The fig tree has been cursed and destroyed for lack of bearing fruit. Jeremiah’s “den of robbers,” which Jesus quotes in Mark 11, comes into play. It is the accusation Jesus brings against it. It to has been much misunderstood. It is not about commercialism in a holy place. The buying and selling and money-changing took place in the Court of the Gentiles. Nor is it about exploitative financial behavior of the temple’s leaders (though there was plenty of that!). This charge is not about the temple defrauding the people but rather about the temple as a place where robbers flee for safety having done their dirty work elsewhere. Borg and Crossan make an important linguistic point:

“The word translated in the Greek of Jeremiah 7:11 and Mark 11:17 as ‘robber’ is actually (a) . . . term (that) more properly means “bandit,” “brigand,” “rebel,” or any form of armed resistance to established control. It could, of course, include large-scale robbery (but not small-time thievery), since that was a calculated refusal of normal law and order. For some Jews under imperial control, (it) might designate a freedom fighter, but for all Romans it meant an insurgent.
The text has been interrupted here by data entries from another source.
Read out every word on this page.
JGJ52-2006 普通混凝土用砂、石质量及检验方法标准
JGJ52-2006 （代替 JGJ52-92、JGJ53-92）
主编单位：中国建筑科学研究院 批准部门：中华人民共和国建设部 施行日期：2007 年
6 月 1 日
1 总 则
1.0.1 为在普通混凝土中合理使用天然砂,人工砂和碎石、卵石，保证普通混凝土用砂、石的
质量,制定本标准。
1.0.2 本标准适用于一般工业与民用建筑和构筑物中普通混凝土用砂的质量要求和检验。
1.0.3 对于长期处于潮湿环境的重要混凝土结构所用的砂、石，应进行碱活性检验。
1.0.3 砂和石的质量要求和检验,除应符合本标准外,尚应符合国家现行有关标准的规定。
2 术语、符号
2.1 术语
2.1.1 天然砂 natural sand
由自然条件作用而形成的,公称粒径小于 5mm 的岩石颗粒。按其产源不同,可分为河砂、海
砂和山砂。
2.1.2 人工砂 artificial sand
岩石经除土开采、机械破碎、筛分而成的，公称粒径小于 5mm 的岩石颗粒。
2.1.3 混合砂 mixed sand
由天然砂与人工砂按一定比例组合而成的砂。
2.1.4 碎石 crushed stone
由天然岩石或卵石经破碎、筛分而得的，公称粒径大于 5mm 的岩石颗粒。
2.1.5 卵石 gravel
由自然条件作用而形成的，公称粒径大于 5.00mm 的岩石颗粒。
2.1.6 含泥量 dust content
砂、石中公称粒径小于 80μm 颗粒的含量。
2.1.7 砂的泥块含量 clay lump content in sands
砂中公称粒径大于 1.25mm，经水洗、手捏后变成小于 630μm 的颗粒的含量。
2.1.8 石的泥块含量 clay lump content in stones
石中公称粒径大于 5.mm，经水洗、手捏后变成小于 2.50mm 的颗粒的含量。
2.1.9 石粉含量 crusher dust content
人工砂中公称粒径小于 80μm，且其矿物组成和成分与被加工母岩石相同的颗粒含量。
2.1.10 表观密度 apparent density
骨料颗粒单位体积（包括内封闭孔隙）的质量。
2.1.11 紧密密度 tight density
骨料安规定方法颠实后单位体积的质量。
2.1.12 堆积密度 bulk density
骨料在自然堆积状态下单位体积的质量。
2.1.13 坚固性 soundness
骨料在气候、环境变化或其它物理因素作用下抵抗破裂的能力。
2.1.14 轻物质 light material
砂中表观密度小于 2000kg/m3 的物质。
In general, then, it meant any form of violent resistance to Roman control that was neither territorial rebellion nor standard warfare” (Borg, The Last Week: 865-870).

This was fighting God’s battles the wrong way. Precisely not the way King Jesus symbolized in his entry into the city. Such a denial of God’s way of being Israel, Abrahamic Israel, is the core cause of Israel’s rebellion and demise. Jesus’ coming to Jerusalem meant the kingdom of God had arrived, a kingdom which we saw yesterday, precipitates a fundamental conflict with Roman authorities and the Jews who collaborated and supported them. That conflict, however, was not to be waged by guerilla warfare, street assassinations, and realpolitik. But rather by suffering love and the politics of the cross. The kind of insurgency that found home and shelter in the temple was not the kind of subversive activity of God’s kingdom unleashed by Jesus in the world!  
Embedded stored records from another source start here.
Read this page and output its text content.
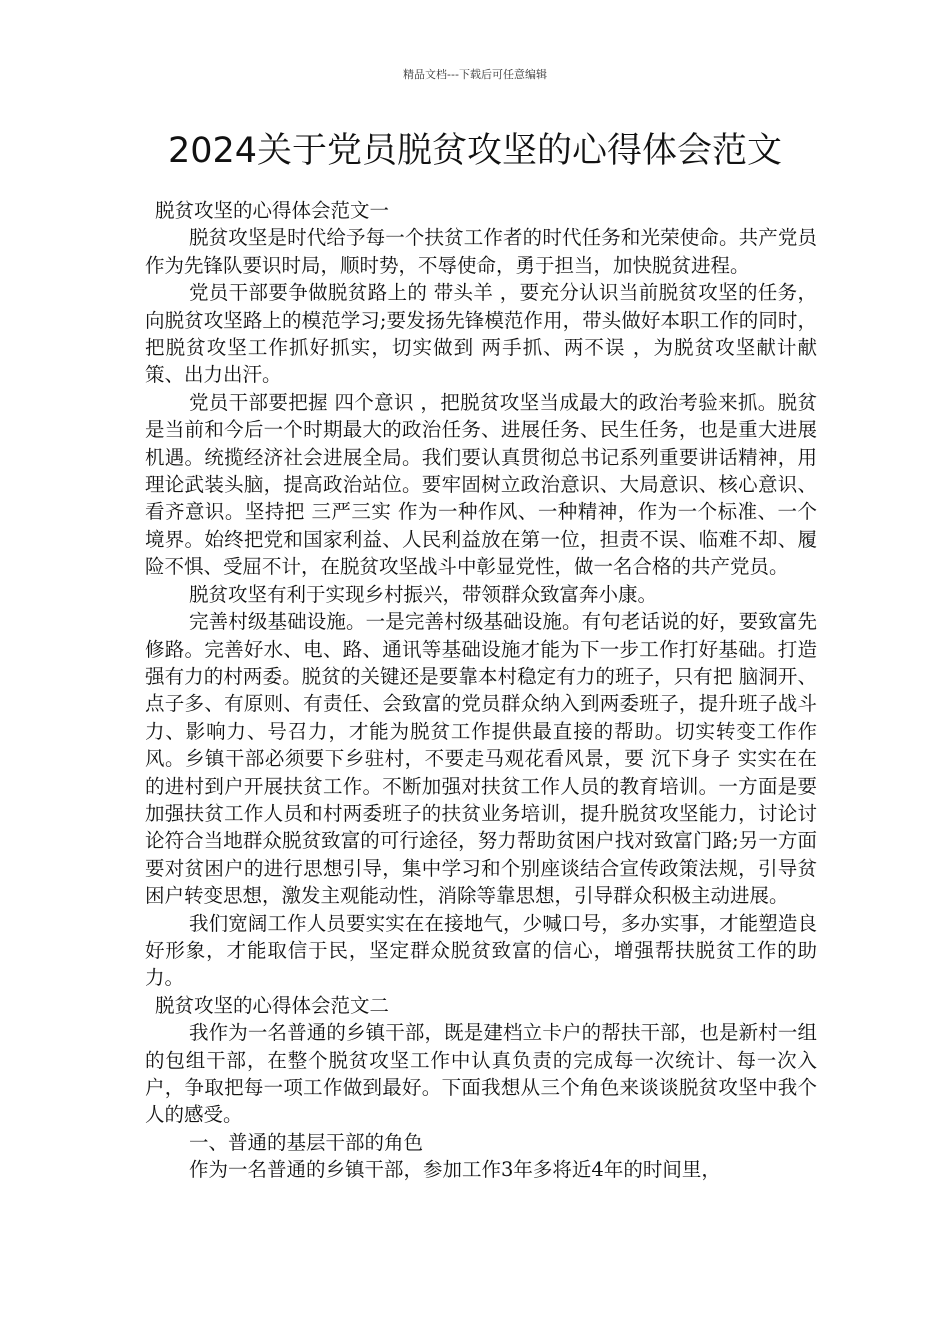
精品文档---下载后可任意编辑
2024关于党员脱贫攻坚的心得体会范文

脱贫攻坚的心得体会范文一

脱贫攻坚是时代给予每一个扶贫工作者的时代任务和光荣使命。共产党员作为先锋队要识时局，顺时势，不辱使命，勇于担当，加快脱贫进程。

党员干部要争做脱贫路上的 带头羊 ，要充分认识当前脱贫攻坚的任务，向脱贫攻坚路上的模范学习;要发扬先锋模范作用，带头做好本职工作的同时，把脱贫攻坚工作抓好抓实，切实做到 两手抓、两不误 ，为脱贫攻坚献计献策、出力出汗。

党员干部要把握 四个意识 ，把脱贫攻坚当成最大的政治考验来抓。脱贫是当前和今后一个时期最大的政治任务、进展任务、民生任务，也是重大进展机遇。统揽经济社会进展全局。我们要认真贯彻总书记系列重要讲话精神，用理论武装头脑，提高政治站位。要牢固树立政治意识、大局意识、核心意识、看齐意识。坚持把 三严三实 作为一种作风、一种精神，作为一个标准、一个境界。始终把党和国家利益、人民利益放在第一位，担责不误、临难不却、履险不惧、受屈不计，在脱贫攻坚战斗中彰显党性，做一名合格的共产党员。

脱贫攻坚有利于实现乡村振兴，带领群众致富奔小康。

完善村级基础设施。一是完善村级基础设施。有句老话说的好，要致富先修路。完善好水、电、路、通讯等基础设施才能为下一步工作打好基础。打造强有力的村两委。脱贫的关键还是要靠本村稳定有力的班子，只有把 脑洞开、点子多、有原则、有责任、会致富的党员群众纳入到两委班子，提升班子战斗力、影响力、号召力，才能为脱贫工作提供最直接的帮助。切实转变工作作风。乡镇干部必须要下乡驻村，不要走马观花看风景，要 沉下身子 实实在在的进村到户开展扶贫工作。不断加强对扶贫工作人员的教育培训。一方面是要加强扶贫工作人员和村两委班子的扶贫业务培训，提升脱贫攻坚能力，讨论讨论符合当地群众脱贫致富的可行途径，努力帮助贫困户找对致富门路;另一方面要对贫困户的进行思想引导，集中学习和个别座谈结合宣传政策法规，引导贫困户转变思想，激发主观能动性，消除等靠思想，引导群众积极主动进展。

我们宽阔工作人员要实实在在接地气，少喊口号，多办实事，才能塑造良好形象，才能取信于民，坚定群众脱贫致富的信心，增强帮扶脱贫工作的助力。

脱贫攻坚的心得体会范文二

我作为一名普通的乡镇干部，既是建档立卡户的帮扶干部，也是新村一组的包组干部，在整个脱贫攻坚工作中认真负责的完成每一次统计、每一次入户，争取把每一项工作做到最好。下面我想从三个角色来谈谈脱贫攻坚中我个人的感受。

一、普通的基层干部的角色

作为一名普通的乡镇干部，参加工作3年多将近4年的时间里，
Sunday and Monday of Holy Week belong together then as complementary actions signaling the regime change that came with Jesus Messiah. “When he had looked around at everything, as it was already late, he went out to Bethany with the twelve.” It was late, too late now for ethnic Israel and its institutions to be the Abrahamic people God called it to be. A new Israel was in the wings. By the end of this week and the coming of the 8th Day this new people was centerstage and everything, everything, had changed.